I bazzed up to the capital on Saturday tea time to see Ben and Marnie for the first time since we completed Sophie in the souk. Wrap party at producer Jennifer’s. Except, it was only by late evening I began to slowly come into focus on the whole wrap party status of the soiré, due largely to the absence of anyone even vaguely connected to the production of the programme.

“Ah” I think a distant secondary internal voice must have mumbled eventually, as someone poured me another little top up of heavily fermented Shiraz grape juice drink, “this is just a party.”

Adding a few minutes later: “Huh.”

But, hey. Meeting people is meeting people – old gags become new gags, however the new audience got invited. I was happy to meet them, happy to shoot my entire bolt of impressive sounding interest in world affairs, and happy to not have to demonstrate how little I could back up this heavily implied but heavily vague clever knowledge at a second social get together. Plus, I wouldn’t want the nice Persian Brit I lectured about the Iranian elections to have to nod politely for another evening.

It was good to see Benny boy. Seems everyone likes the show. Kids in particular, I hear. They get the hidden subtexts, obviously.

Ben’s created a real editorial integrity to the production. A clear bit of brand work, really. We’ll have to see what the Travel Channel really makes of it.

But in some delightfully north London dinner party lines that I seemed to slip into effortlessly that night – but which were undoubtedly bought from the Basics range at The One Upman Shop – the subject of the show did allow me to say things like: “Oh I’ve always found Moroccans to be charming people. You really must go.” And: “So I asked myself what the defining character of truly Moroccan music was, as opposed to other North African and pan-oriental influences…”
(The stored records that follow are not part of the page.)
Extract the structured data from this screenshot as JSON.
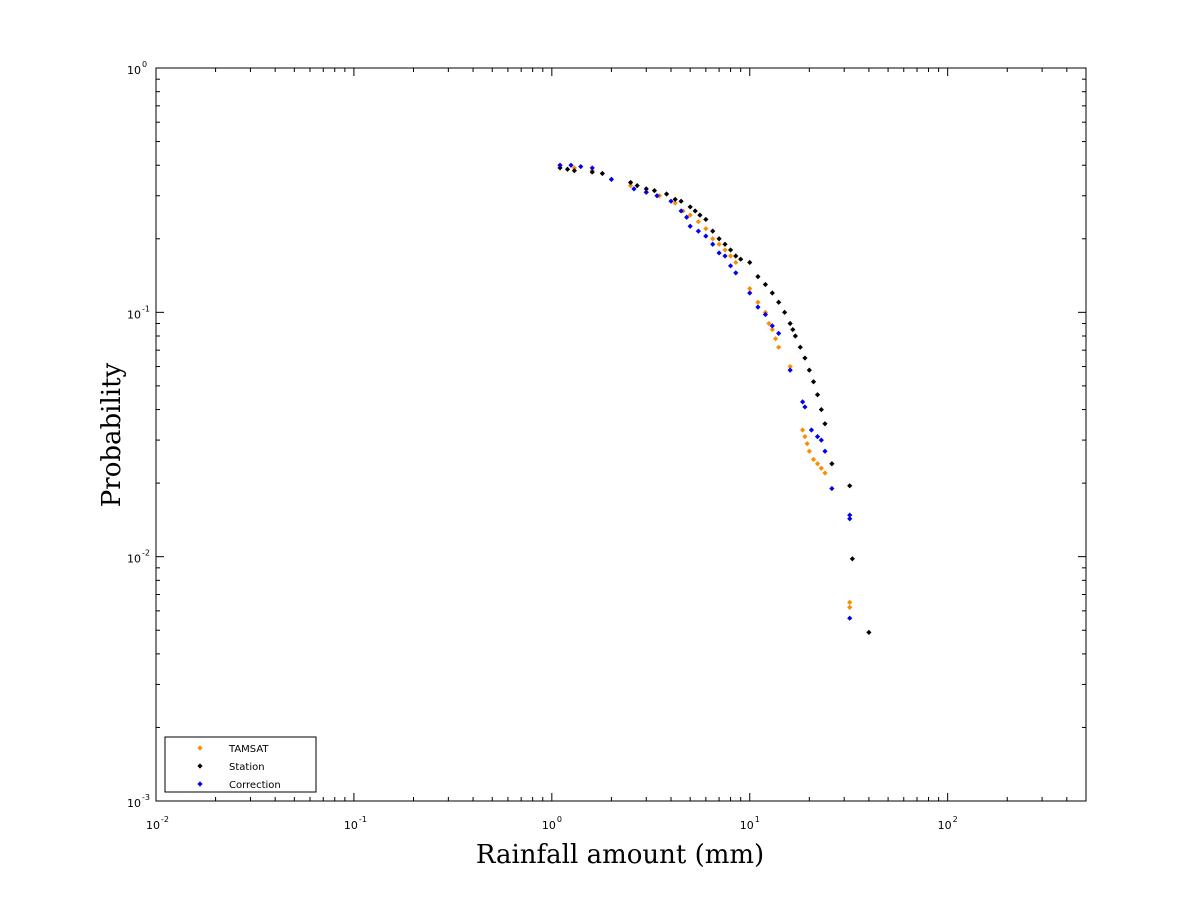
{
  "chart_data": {
    "type": "scatter",
    "xlabel": "Rainfall amount (mm)",
    "ylabel": "Probability",
    "x_scale": "log",
    "y_scale": "log",
    "xlim": [
      0.01,
      500
    ],
    "ylim": [
      0.001,
      1
    ],
    "x_ticks": [
      {
        "base": "10",
        "exp": "-2",
        "value": 0.01
      },
      {
        "base": "10",
        "exp": "-1",
        "value": 0.1
      },
      {
        "base": "10",
        "exp": "0",
        "value": 1
      },
      {
        "base": "10",
        "exp": "1",
        "value": 10
      },
      {
        "base": "10",
        "exp": "2",
        "value": 100
      }
    ],
    "y_ticks": [
      {
        "base": "10",
        "exp": "-3",
        "value": 0.001
      },
      {
        "base": "10",
        "exp": "-2",
        "value": 0.01
      },
      {
        "base": "10",
        "exp": "-1",
        "value": 0.1
      },
      {
        "base": "10",
        "exp": "0",
        "value": 1
      }
    ],
    "grid": false,
    "legend_position": "bottom-left",
    "series": [
      {
        "name": "TAMSAT",
        "color": "#ff8c00",
        "marker": "diamond",
        "points": [
          [
            1.1,
            0.4
          ],
          [
            1.3,
            0.39
          ],
          [
            1.6,
            0.38
          ],
          [
            2.0,
            0.35
          ],
          [
            2.5,
            0.33
          ],
          [
            3.0,
            0.31
          ],
          [
            3.5,
            0.3
          ],
          [
            4.2,
            0.28
          ],
          [
            4.6,
            0.26
          ],
          [
            5.0,
            0.25
          ],
          [
            5.5,
            0.235
          ],
          [
            6.0,
            0.22
          ],
          [
            6.5,
            0.2
          ],
          [
            7.0,
            0.19
          ],
          [
            7.5,
            0.18
          ],
          [
            8.0,
            0.17
          ],
          [
            8.5,
            0.16
          ],
          [
            10.0,
            0.125
          ],
          [
            11.0,
            0.11
          ],
          [
            12.0,
            0.1
          ],
          [
            12.5,
            0.09
          ],
          [
            13.0,
            0.085
          ],
          [
            13.5,
            0.078
          ],
          [
            14.0,
            0.072
          ],
          [
            16.0,
            0.06
          ],
          [
            16.0,
            0.058
          ],
          [
            18.5,
            0.033
          ],
          [
            19.0,
            0.031
          ],
          [
            19.5,
            0.029
          ],
          [
            20.0,
            0.027
          ],
          [
            21.0,
            0.025
          ],
          [
            22.0,
            0.024
          ],
          [
            23.0,
            0.023
          ],
          [
            24.0,
            0.022
          ],
          [
            32.0,
            0.0065
          ],
          [
            32.0,
            0.0062
          ]
        ]
      },
      {
        "name": "Station",
        "color": "#000000",
        "marker": "diamond",
        "points": [
          [
            1.1,
            0.39
          ],
          [
            1.2,
            0.385
          ],
          [
            1.3,
            0.38
          ],
          [
            1.6,
            0.375
          ],
          [
            1.8,
            0.37
          ],
          [
            2.5,
            0.34
          ],
          [
            2.7,
            0.33
          ],
          [
            3.0,
            0.32
          ],
          [
            3.3,
            0.315
          ],
          [
            3.8,
            0.305
          ],
          [
            4.2,
            0.29
          ],
          [
            4.5,
            0.285
          ],
          [
            5.0,
            0.27
          ],
          [
            5.3,
            0.26
          ],
          [
            5.6,
            0.25
          ],
          [
            6.0,
            0.24
          ],
          [
            6.5,
            0.215
          ],
          [
            7.0,
            0.2
          ],
          [
            7.5,
            0.19
          ],
          [
            8.0,
            0.18
          ],
          [
            8.5,
            0.17
          ],
          [
            9.0,
            0.165
          ],
          [
            10.0,
            0.16
          ],
          [
            11.0,
            0.14
          ],
          [
            12.0,
            0.13
          ],
          [
            13.0,
            0.12
          ],
          [
            14.0,
            0.11
          ],
          [
            15.0,
            0.1
          ],
          [
            16.0,
            0.09
          ],
          [
            16.5,
            0.085
          ],
          [
            17.0,
            0.08
          ],
          [
            18.0,
            0.072
          ],
          [
            19.0,
            0.065
          ],
          [
            20.0,
            0.058
          ],
          [
            21.0,
            0.052
          ],
          [
            22.0,
            0.046
          ],
          [
            23.0,
            0.04
          ],
          [
            24.0,
            0.035
          ],
          [
            26.0,
            0.024
          ],
          [
            32.0,
            0.0195
          ],
          [
            33.0,
            0.0098
          ],
          [
            40.0,
            0.0049
          ]
        ]
      },
      {
        "name": "Correction",
        "color": "#0000ee",
        "marker": "diamond",
        "points": [
          [
            1.1,
            0.4
          ],
          [
            1.25,
            0.4
          ],
          [
            1.4,
            0.395
          ],
          [
            1.6,
            0.39
          ],
          [
            2.0,
            0.35
          ],
          [
            2.6,
            0.32
          ],
          [
            3.0,
            0.31
          ],
          [
            3.4,
            0.3
          ],
          [
            4.0,
            0.285
          ],
          [
            4.5,
            0.26
          ],
          [
            4.8,
            0.245
          ],
          [
            5.0,
            0.225
          ],
          [
            5.5,
            0.215
          ],
          [
            6.0,
            0.205
          ],
          [
            6.5,
            0.19
          ],
          [
            7.0,
            0.175
          ],
          [
            7.5,
            0.17
          ],
          [
            8.0,
            0.155
          ],
          [
            8.5,
            0.145
          ],
          [
            10.0,
            0.12
          ],
          [
            11.0,
            0.105
          ],
          [
            12.0,
            0.098
          ],
          [
            13.0,
            0.088
          ],
          [
            14.0,
            0.082
          ],
          [
            16.0,
            0.058
          ],
          [
            18.5,
            0.043
          ],
          [
            19.0,
            0.041
          ],
          [
            20.5,
            0.033
          ],
          [
            22.0,
            0.031
          ],
          [
            23.0,
            0.03
          ],
          [
            24.0,
            0.027
          ],
          [
            26.0,
            0.019
          ],
          [
            32.0,
            0.0148
          ],
          [
            32.0,
            0.0143
          ],
          [
            32.0,
            0.0056
          ]
        ]
      }
    ]
  }
}
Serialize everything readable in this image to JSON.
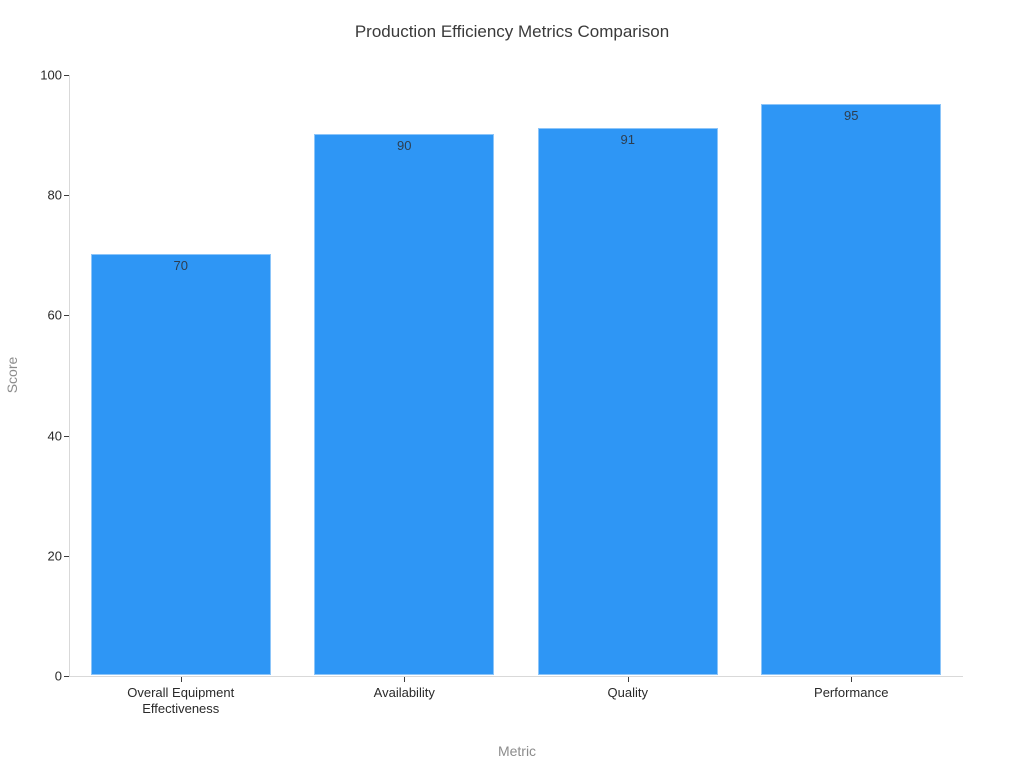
{
  "chart_data": {
    "type": "bar",
    "title": "Production Efficiency Metrics Comparison",
    "xlabel": "Metric",
    "ylabel": "Score",
    "categories": [
      "Overall Equipment Effectiveness",
      "Availability",
      "Quality",
      "Performance"
    ],
    "values": [
      70,
      90,
      91,
      95
    ],
    "value_labels": [
      "70",
      "90",
      "91",
      "95"
    ],
    "ylim": [
      0,
      100
    ],
    "yticks": [
      0,
      20,
      40,
      60,
      80,
      100
    ],
    "grid": false,
    "legend_position": "none",
    "colors": {
      "bar_fill": "#2E96F5",
      "title_text": "#3a3a3a",
      "tick_label": "#2a2a2a",
      "axis_title": "#8c8c8c",
      "axis_line": "#d9d9d9",
      "tick_mark": "#3d3d3d",
      "value_label": "#2d3e50",
      "background": "#ffffff"
    }
  }
}
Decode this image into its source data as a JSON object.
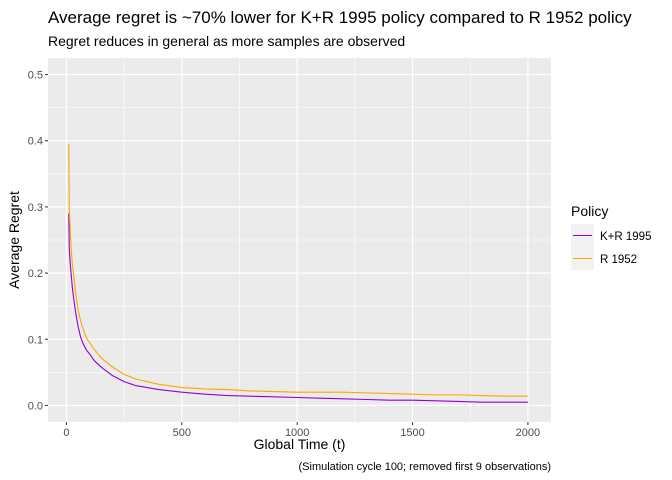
{
  "chart_data": {
    "type": "line",
    "title": "Average regret is ~70% lower for K+R 1995 policy compared to R 1952 policy",
    "subtitle": "Regret reduces in general as more samples are observed",
    "xlabel": "Global Time (t)",
    "ylabel": "Average Regret",
    "caption": "(Simulation cycle 100; removed first 9 observations)",
    "xlim": [
      -80,
      2100
    ],
    "ylim": [
      -0.025,
      0.525
    ],
    "x_ticks": [
      0,
      500,
      1000,
      1500,
      2000
    ],
    "x_tick_labels": [
      "0",
      "500",
      "1000",
      "1500",
      "2000"
    ],
    "y_ticks": [
      0.0,
      0.1,
      0.2,
      0.3,
      0.4,
      0.5
    ],
    "y_tick_labels": [
      "0.0",
      "0.1",
      "0.2",
      "0.3",
      "0.4",
      "0.5"
    ],
    "grid": true,
    "panel_background": "#ebebeb",
    "legend": {
      "title": "Policy",
      "position": "right"
    },
    "series": [
      {
        "name": "K+R 1995",
        "color": "#9400d3",
        "points": [
          [
            10,
            0.29
          ],
          [
            12,
            0.24
          ],
          [
            15,
            0.22
          ],
          [
            20,
            0.2
          ],
          [
            25,
            0.18
          ],
          [
            30,
            0.165
          ],
          [
            40,
            0.14
          ],
          [
            50,
            0.12
          ],
          [
            60,
            0.105
          ],
          [
            70,
            0.095
          ],
          [
            80,
            0.088
          ],
          [
            90,
            0.082
          ],
          [
            100,
            0.078
          ],
          [
            120,
            0.068
          ],
          [
            150,
            0.058
          ],
          [
            200,
            0.045
          ],
          [
            250,
            0.036
          ],
          [
            300,
            0.03
          ],
          [
            400,
            0.024
          ],
          [
            500,
            0.02
          ],
          [
            600,
            0.017
          ],
          [
            700,
            0.015
          ],
          [
            800,
            0.014
          ],
          [
            900,
            0.013
          ],
          [
            1000,
            0.012
          ],
          [
            1100,
            0.011
          ],
          [
            1200,
            0.01
          ],
          [
            1300,
            0.009
          ],
          [
            1400,
            0.008
          ],
          [
            1500,
            0.008
          ],
          [
            1600,
            0.007
          ],
          [
            1700,
            0.006
          ],
          [
            1800,
            0.005
          ],
          [
            1900,
            0.005
          ],
          [
            2000,
            0.005
          ]
        ]
      },
      {
        "name": "R 1952",
        "color": "#ffa500",
        "points": [
          [
            10,
            0.395
          ],
          [
            12,
            0.3
          ],
          [
            15,
            0.275
          ],
          [
            20,
            0.24
          ],
          [
            25,
            0.215
          ],
          [
            30,
            0.2
          ],
          [
            40,
            0.17
          ],
          [
            50,
            0.145
          ],
          [
            60,
            0.13
          ],
          [
            70,
            0.118
          ],
          [
            80,
            0.108
          ],
          [
            90,
            0.1
          ],
          [
            100,
            0.095
          ],
          [
            120,
            0.085
          ],
          [
            150,
            0.072
          ],
          [
            200,
            0.058
          ],
          [
            250,
            0.047
          ],
          [
            300,
            0.04
          ],
          [
            400,
            0.032
          ],
          [
            500,
            0.027
          ],
          [
            600,
            0.025
          ],
          [
            700,
            0.024
          ],
          [
            800,
            0.022
          ],
          [
            900,
            0.021
          ],
          [
            1000,
            0.02
          ],
          [
            1100,
            0.02
          ],
          [
            1200,
            0.02
          ],
          [
            1300,
            0.019
          ],
          [
            1400,
            0.018
          ],
          [
            1500,
            0.017
          ],
          [
            1600,
            0.016
          ],
          [
            1700,
            0.016
          ],
          [
            1800,
            0.015
          ],
          [
            1900,
            0.014
          ],
          [
            2000,
            0.014
          ]
        ]
      }
    ]
  }
}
Nob. Got a few laughs though.

Also, of course, I made sure I used the belt up and down the M3 to audition new edits of the album. Car journeys are useful cocoons for this kind of creative analysis.

And after all, The golden age of exploration is, I should say, just two weeks from its studio deadline now.

Breakthrough moment before I left was getting the first final running order of it all crammed onto an eighty-minute CD. This was basically momentous, as it was the first time I could hear how it would work. ..Or rather, IF it would work.

And?

..How the f*** should I know? I’m writing this tripe – I love it. Never been right before though, have I?

It works, I should say. That is, it seems to fit together, on its own terms. And with a couple of sessions and some additional editing tweeks, it’ll be done. Actually done. Spot of singing, couple of cello parts to record, few more horn spots. And done.

..Then what the sweet arsing fate I’m supposed to actually DO with it, I don’t know.

Try and get it listed at The One Upman Shop, obviously.